Police in Gujarat, India, arrested a journalist and charged him with sedition this week for publishing a story suggesting that Bharatiya Janata Party (BJP) officials were planning to oust the state’s Chief Minister Vijay Rupani over a lackluster response to the Chinese coronavirus pandemic.

The journalist in question – Dhaval Patel, the editor of the website Face of Nation – alleged in an article published last Thursday that senior officials within the BJP were unhappy with Rupani’s management of the state’s coronavirus report and had summoned him to discuss the potential change in leadership.

The article went on to claim that the BJP high command called Mandaviya to discuss the change in leadership in Gujarat. Mandaviya denied the rumors.

Patel was arrested on Friday on charges of violating Section 124(a) of Indian law that deals with sedition and the Disaster Management Act and processed at the Ahmedabad Crime Branch.

The arrest was confirmed by the Assistant Commissioner of Police, Crime Branch, Ahmedabad, B V Gohil, who insisted that Patel had been detained, but not arrested, and that he would be tested for coronavirus at the local hospital as a precautionary measure.

According to Gohil, the article was published without any supporting evidence and helped contribute to an atmosphere of fear and instability as people struggle under the pressure of the lockdown. When asked if he planned to charge other journalists from other news outlets who carried the story, Gohil confirmed that they were “probing others.”

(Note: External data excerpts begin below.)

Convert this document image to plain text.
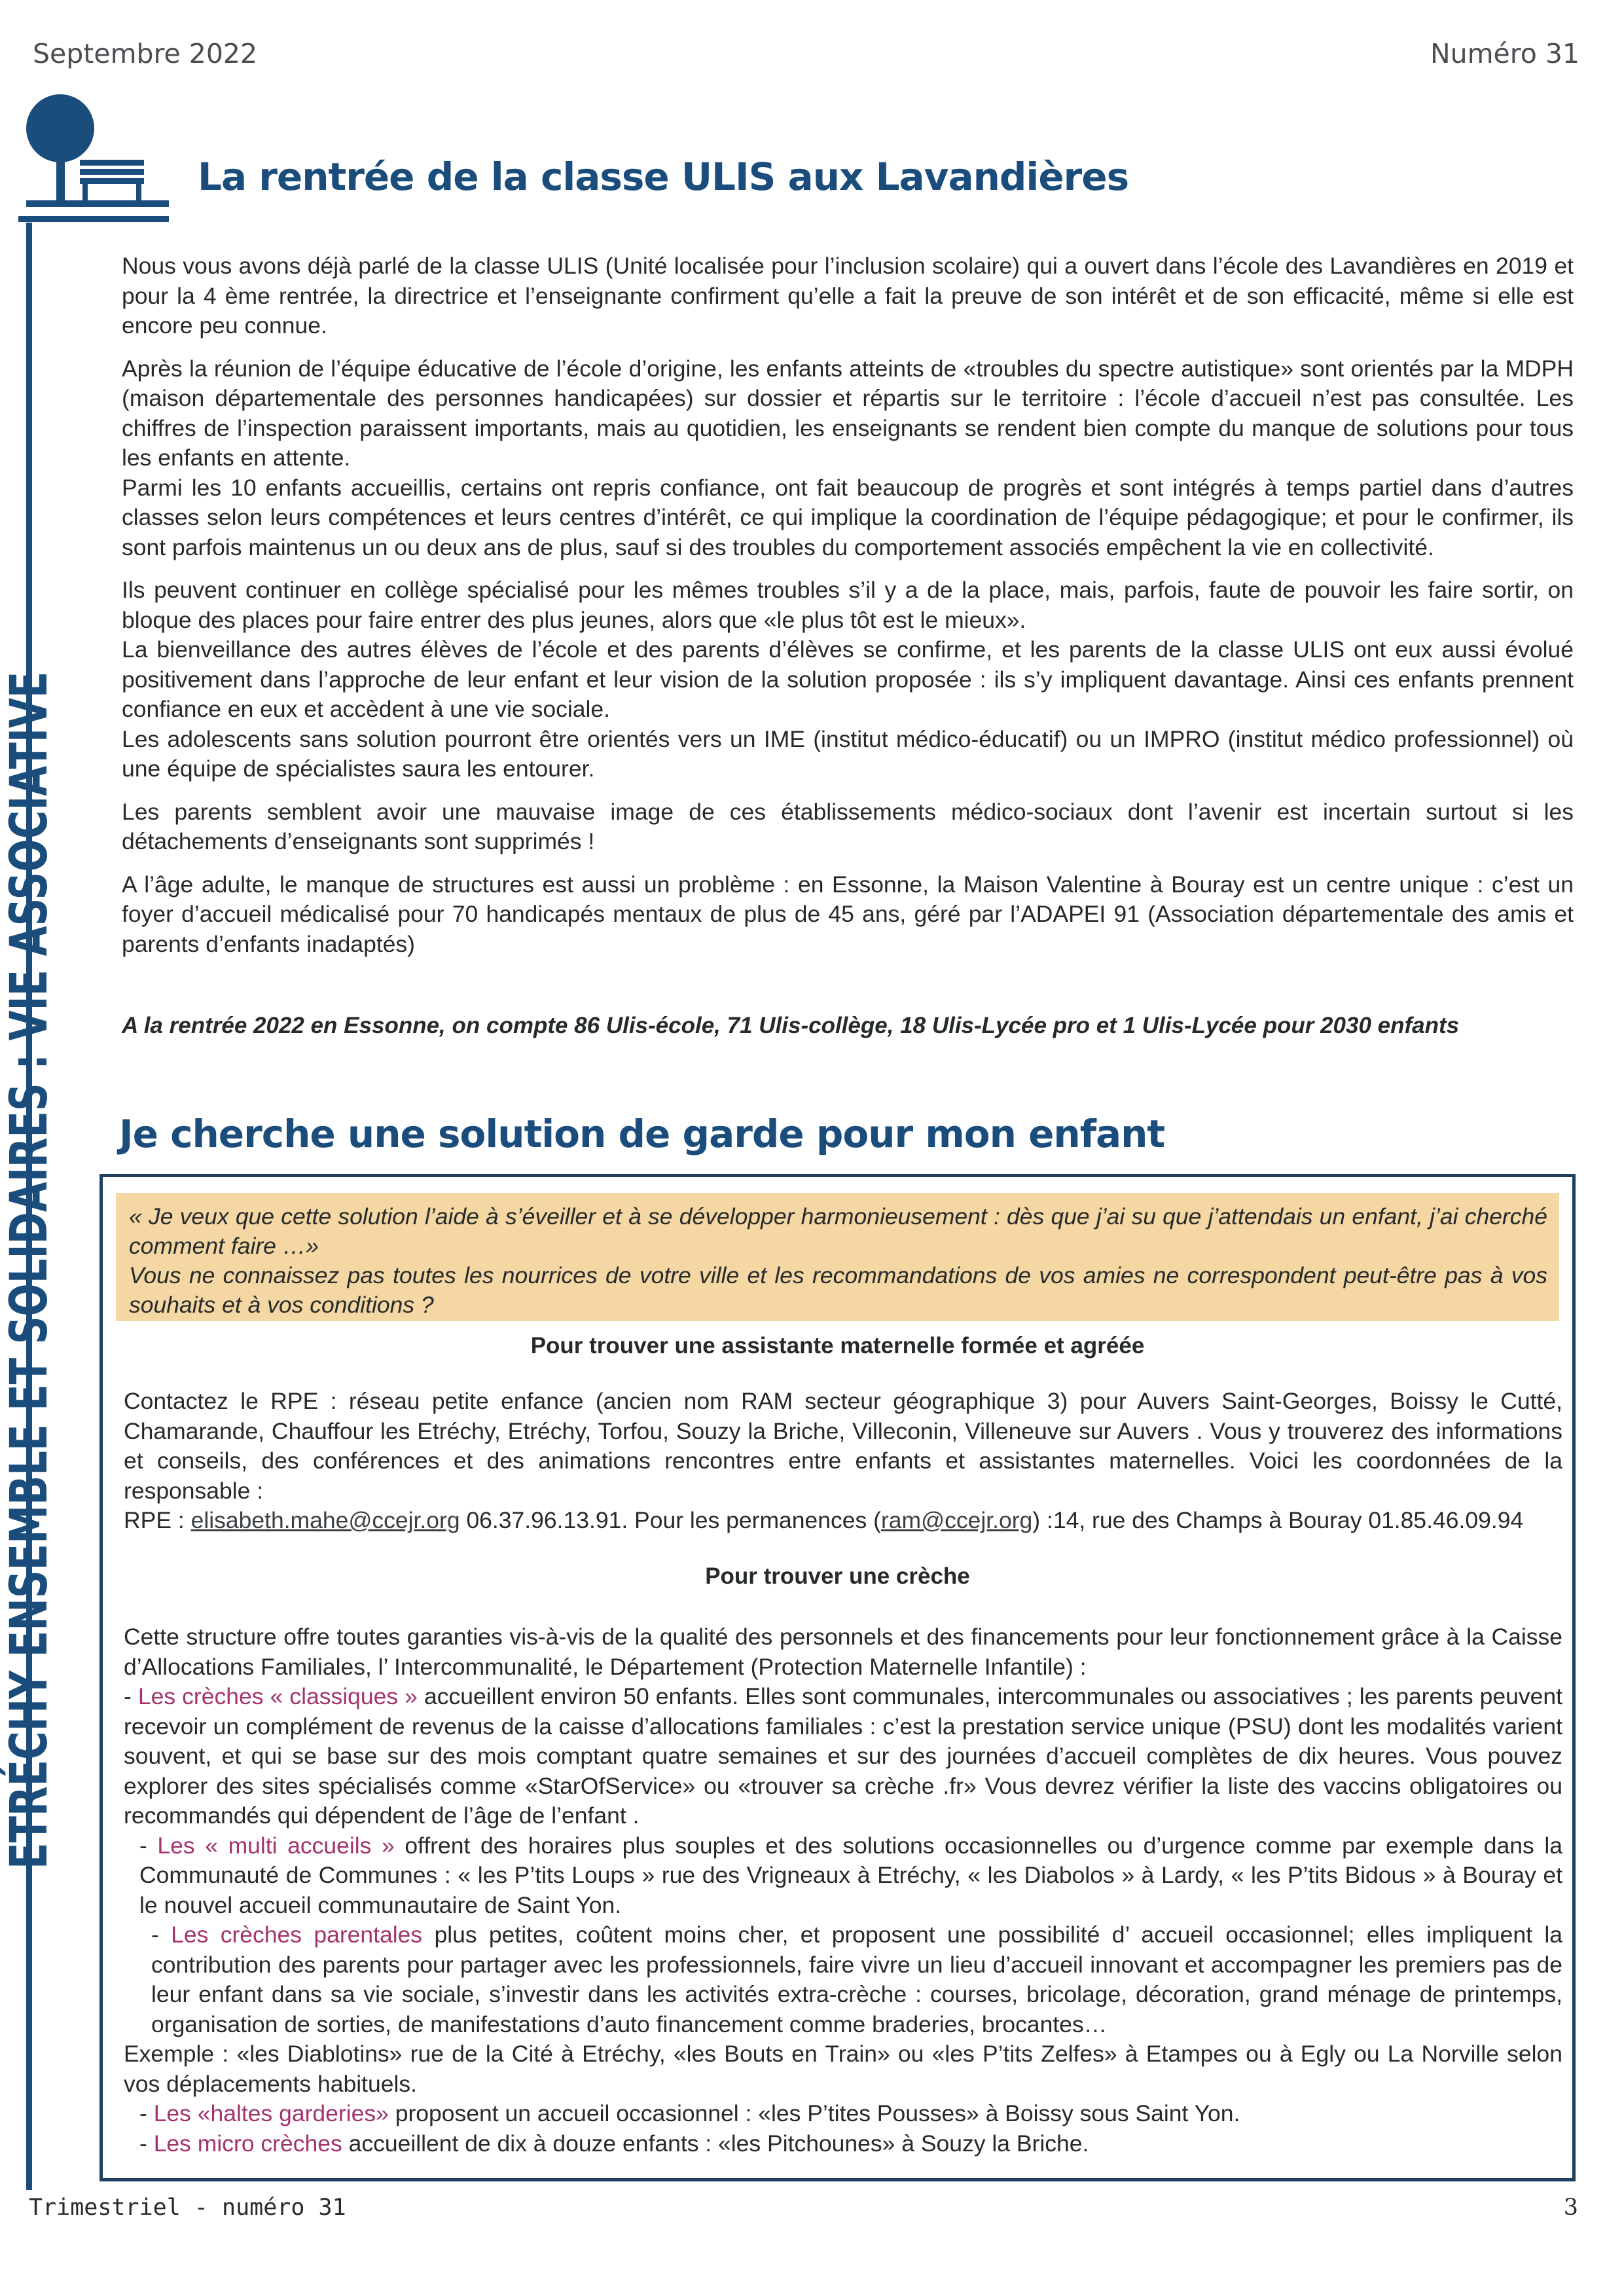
Septembre 2022	Numéro 31
ETRÉCHY ENSEMBLE ET SOLIDAIRES : VIE ASSOCIATIVE
La rentrée de la classe ULIS aux Lavandières

Nous vous avons déjà parlé de la classe ULIS (Unité localisée pour l’inclusion scolaire) qui a ouvert dans l’école des Lavandières en 2019 et pour la 4 ème rentrée, la directrice et l’enseignante confirment qu’elle a fait la preuve de son intérêt et de son efficacité, même si elle est encore peu connue.

Après la réunion de l’équipe éducative de l’école d’origine, les enfants atteints de «troubles du spectre autistique» sont orientés par la MDPH (maison départementale des personnes handicapées) sur dossier et répartis sur le territoire : l’école d’accueil n’est pas consultée. Les chiffres de l’inspection paraissent importants, mais au quotidien, les enseignants se rendent bien compte du manque de solutions pour tous les enfants en attente.

Parmi les 10 enfants accueillis, certains ont repris confiance, ont fait beaucoup de progrès et sont intégrés à temps partiel dans d’autres classes selon leurs compétences et leurs centres d’intérêt, ce qui implique la coordination de l’équipe pédagogique; et pour le confirmer, ils sont parfois maintenus un ou deux ans de plus, sauf si des troubles du comportement associés empêchent la vie en collectivité.

Ils peuvent continuer en collège spécialisé pour les mêmes troubles s’il y a de la place, mais, parfois, faute de pouvoir les faire sortir, on bloque des places pour faire entrer des plus jeunes, alors que «le plus tôt est le mieux».

La bienveillance des autres élèves de l’école et des parents d’élèves se confirme, et les parents de la classe ULIS ont eux aussi évolué positivement dans l’approche de leur enfant et leur vision de la solution proposée : ils s’y impliquent davantage. Ainsi ces enfants prennent confiance en eux et accèdent à une vie sociale.

Les adolescents sans solution pourront être orientés vers un IME (institut médico-éducatif) ou un IMPRO (institut médico professionnel) où une équipe de spécialistes saura les entourer.

Les parents semblent avoir une mauvaise image de ces établissements médico-sociaux dont l’avenir est incertain surtout si les détachements d’enseignants sont supprimés !

A l’âge adulte, le manque de structures est aussi un problème : en Essonne, la Maison Valentine à Bouray est un centre unique : c’est un foyer d’accueil médicalisé pour 70 handicapés mentaux de plus de 45 ans, géré par l’ADAPEI 91 (Association départementale des amis et parents d’enfants inadaptés)

A la rentrée 2022 en Essonne, on compte 86 Ulis-école, 71 Ulis-collège, 18 Ulis-Lycée pro et 1 Ulis-Lycée pour 2030 enfants
Je cherche une solution de garde pour mon enfant

« Je veux que cette solution l’aide à s’éveiller et à se développer harmonieusement : dès que j’ai su que j’attendais un enfant, j’ai cherché comment faire …»

Vous ne connaissez pas toutes les nourrices de votre ville et les recommandations de vos amies ne correspondent peut-être pas à vos souhaits et à vos conditions ?

Pour trouver une assistante maternelle formée et agréée

Contactez le RPE : réseau petite enfance (ancien nom RAM secteur géographique 3) pour Auvers Saint-Georges, Boissy le Cutté, Chamarande, Chauffour les Etréchy, Etréchy, Torfou, Souzy la Briche, Villeconin, Villeneuve sur Auvers . Vous y trouverez des informations et conseils, des conférences et des animations rencontres entre enfants et assistantes maternelles. Voici les coordonnées de la responsable :

RPE : elisabeth.mahe@ccejr.org 06.37.96.13.91. Pour les permanences (ram@ccejr.org) :14, rue des Champs à Bouray 01.85.46.09.94

Pour trouver une crèche

Cette structure offre toutes garanties vis-à-vis de la qualité des personnels et des financements pour leur fonctionnement grâce à la Caisse d’Allocations Familiales, l’ Intercommunalité, le Département (Protection Maternelle Infantile) :

- Les crèches « classiques » accueillent environ 50 enfants. Elles sont communales, intercommunales ou associatives ; les parents peuvent recevoir un complément de revenus de la caisse d’allocations familiales : c’est la prestation service unique (PSU) dont les modalités varient souvent, et qui se base sur des mois comptant quatre semaines et sur des journées d’accueil complètes de dix heures. Vous pouvez explorer des sites spécialisés comme «StarOfService» ou «trouver sa crèche .fr» Vous devrez vérifier la liste des vaccins obligatoires ou recommandés qui dépendent de l’âge de l’enfant .

- Les « multi accueils » offrent des horaires plus souples et des solutions occasionnelles ou d’urgence comme par exemple dans la Communauté de Communes : « les P’tits Loups » rue des Vrigneaux à Etréchy, « les Diabolos » à Lardy, « les P’tits Bidous » à Bouray et le nouvel accueil communautaire de Saint Yon.

- Les crèches parentales plus petites, coûtent moins cher, et proposent une possibilité d’ accueil occasionnel; elles impliquent la contribution des parents pour partager avec les professionnels, faire vivre un lieu d’accueil innovant et accompagner les premiers pas de leur enfant dans sa vie sociale, s’investir dans les activités extra-crèche : courses, bricolage, décoration, grand ménage de printemps, organisation de sorties, de manifestations d’auto financement comme braderies, brocantes…

Exemple : «les Diablotins» rue de la Cité à Etréchy, «les Bouts en Train» ou «les P’tits Zelfes» à Etampes ou à Egly ou La Norville selon vos déplacements habituels.

- Les «haltes garderies» proposent un accueil occasionnel : «les P’tites Pousses» à Boissy sous Saint Yon.

- Les micro crèches accueillent de dix à douze enfants : «les Pitchounes» à Souzy la Briche.

Trimestriel - numéro 31	3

The case was condemned by the rights group Committee to Protect Journalists (CPJ), which pointed out that if convicted under India’s Sedition Law, Patel could face life in prison. Should he be charged only with spreading false information amid the pandemic, he will likely face two years in jail for violating the Disaster Management Act.

“Gujarat authorities should release journalist Dhaval Patel immediately and drop the ludicrous charges against him,” said CPJ’s senior Asia researcher, Aliya Iftikhar, in response to the case. “Indian journalists must be allowed to cover local political issues—especially those related to the COVID-19 pandemic—freely and without fear that they will be arrested and charged with sedition.”

It is not the first time that India has seen the rights of its free press infringed. In 2018, Kishorechandra Wangkhem, a journalist from a cable news network in Myanmar, was arrested after posting videos on Facebook criticizing local BJP officials and describing the Chief Minister of Manipur as a “puppet” of Prime Minister Narendra Modi’s federal government.

He was eventually handed a one-year prison sentence, and local police inspector K Bobby accused him of posting content that “brings or attempts to bring into hatred or contempt, or excites or attempts to excite disaffection towards the government.”